We needed production-grade infrastructure.
So we built it — in Go — and open sourced it.
If you’re hitting scale issues with your LLM gateway, you’re not alone.
We hit them too.
Bifrost solved them. Might solve yours.
Benchmarks: https://docs.getbifrost.ai/benchmarking/getting-started
Docs: https://docs.getbifrost.ai
Repo: https://github.com/maximhq/bifrost
Built by the team at Maxim AI. We also build evaluation and observability tools for production AI systems.
Top comments (1)
This makes absolutely no sense, if it's a python issue, adding more pods with a load balancer will absolutely solve the issue regardless if the language is the bottleneck. GIL is only important on the python process running.
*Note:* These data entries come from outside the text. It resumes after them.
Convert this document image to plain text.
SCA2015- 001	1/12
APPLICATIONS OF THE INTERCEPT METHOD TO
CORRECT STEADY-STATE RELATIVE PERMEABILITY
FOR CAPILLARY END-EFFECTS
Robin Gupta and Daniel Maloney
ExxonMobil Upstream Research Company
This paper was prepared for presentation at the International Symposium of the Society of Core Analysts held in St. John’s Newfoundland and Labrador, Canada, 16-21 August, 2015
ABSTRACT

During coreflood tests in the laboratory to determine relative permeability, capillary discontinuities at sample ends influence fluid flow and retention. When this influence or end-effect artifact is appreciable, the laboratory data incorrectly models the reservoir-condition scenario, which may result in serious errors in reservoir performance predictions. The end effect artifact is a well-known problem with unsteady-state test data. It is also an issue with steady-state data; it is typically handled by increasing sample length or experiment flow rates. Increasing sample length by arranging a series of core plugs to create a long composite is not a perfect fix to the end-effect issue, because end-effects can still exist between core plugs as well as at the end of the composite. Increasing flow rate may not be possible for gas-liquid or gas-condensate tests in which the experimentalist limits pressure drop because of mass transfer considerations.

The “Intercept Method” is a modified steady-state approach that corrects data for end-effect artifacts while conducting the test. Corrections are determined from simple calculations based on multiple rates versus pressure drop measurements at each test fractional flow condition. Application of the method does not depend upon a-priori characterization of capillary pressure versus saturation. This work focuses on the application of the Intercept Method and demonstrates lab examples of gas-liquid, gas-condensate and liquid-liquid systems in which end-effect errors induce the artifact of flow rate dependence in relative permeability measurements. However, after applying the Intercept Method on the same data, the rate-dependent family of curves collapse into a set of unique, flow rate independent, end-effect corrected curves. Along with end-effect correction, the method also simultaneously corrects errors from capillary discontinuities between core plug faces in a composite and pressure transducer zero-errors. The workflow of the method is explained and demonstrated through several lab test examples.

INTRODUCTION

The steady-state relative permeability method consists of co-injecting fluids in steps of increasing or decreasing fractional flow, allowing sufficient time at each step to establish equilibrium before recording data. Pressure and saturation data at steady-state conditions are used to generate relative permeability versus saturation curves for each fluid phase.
I'm not a huge fan of python in general, but each new instance added is basically separate from the others. The only bottlenecks you'll see when adding more pods and seeing similar performance would be external resources, such as postgres or mlflow related services. At that point it would be an external bottleneck issue.
We're able to scale up litellm with the proper external resources well beyond 300 rps, very cheaply.